Noticias y sociedad actual
En el ámbito de las noticias y la sociedad, se está produciendo un cambio significativo. Los medios de comunicación han desempeñado un papel crucial en la forma en que la sociedad ve tanto el hachís como el CBD. Anteriormente, las informaciones se enfocaban casi exclusivamente en incautaciones masivas y los peligros del narcotráfico. Sin embargo, en la actualidad, se publican reportajes que muestran cómo la transición hacia el cáñamo está beneficiando a comunidades rurales y las dificultades que enfrentan los productores para integrarse en mercados regulados.
En España, el tema de la legalización del cannabis, que incluye el hachís, ha cobrado protagonismo en la discusión política y social. A pesar de que el hachís continúa vinculado al mercado ilegal, los productos legales como el CBD han cambiado la forma en que se aborda el asunto, permitiendo una conversación más matizada sobre el rol del cannabis en la sociedad. En la esfera social, los jóvenes tienden a adoptar una visión menos prejuiciosa sobre el cannabis, mientras que las generaciones mayores mantienen ciertas reservas, especialmente en lo que respecta al hachís tradicional. Dentro de esta tensión generacional, el CBD se posiciona como un término medio, menos cargado de estigmas y más fácilmente incorporable en el día a día.

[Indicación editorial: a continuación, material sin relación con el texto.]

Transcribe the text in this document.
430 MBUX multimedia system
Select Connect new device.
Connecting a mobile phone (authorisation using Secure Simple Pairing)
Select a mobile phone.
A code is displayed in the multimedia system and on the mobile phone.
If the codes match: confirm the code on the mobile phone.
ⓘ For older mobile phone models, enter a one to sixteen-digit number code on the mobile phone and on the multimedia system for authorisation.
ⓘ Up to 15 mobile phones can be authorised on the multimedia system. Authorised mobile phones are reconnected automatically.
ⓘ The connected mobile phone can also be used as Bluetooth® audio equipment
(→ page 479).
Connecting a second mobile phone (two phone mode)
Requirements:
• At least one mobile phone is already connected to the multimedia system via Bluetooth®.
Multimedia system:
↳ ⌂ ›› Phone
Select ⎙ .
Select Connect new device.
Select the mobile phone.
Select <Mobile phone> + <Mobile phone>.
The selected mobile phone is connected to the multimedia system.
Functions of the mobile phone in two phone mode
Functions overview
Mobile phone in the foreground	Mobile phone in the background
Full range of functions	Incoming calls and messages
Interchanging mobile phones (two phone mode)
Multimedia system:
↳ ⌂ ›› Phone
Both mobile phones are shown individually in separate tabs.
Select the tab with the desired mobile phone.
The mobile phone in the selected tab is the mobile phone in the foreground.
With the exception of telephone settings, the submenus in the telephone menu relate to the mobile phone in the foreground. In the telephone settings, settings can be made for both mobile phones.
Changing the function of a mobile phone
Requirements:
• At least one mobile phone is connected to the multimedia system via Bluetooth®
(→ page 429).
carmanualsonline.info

Sin duda, la indagación sobre el proceso de elaboración del hachís pone de manifiesto tanto sus raíces culturales como su evolución en la actualidad. A pesar de que el hachís continúa siendo un elemento esencial en numerosas economías locales, el CBD se presenta como una alternativa legal, aceptada y sostenible que transforma las oportunidades para productores y consumidores.
Las políticas públicas y la sociedad en general están adoptando una perspectiva más matizada respecto al cannabis, reconociendo su historia y diversidad. Discutir sobre hachís o CBD en la actualidad implica abordar temas de derechos, cultura y desarrollo, en un diálogo global en el que marcas legales como Justbob han jugado un papel clave en la normalización y el acceso a estos productos dentro del marco legal.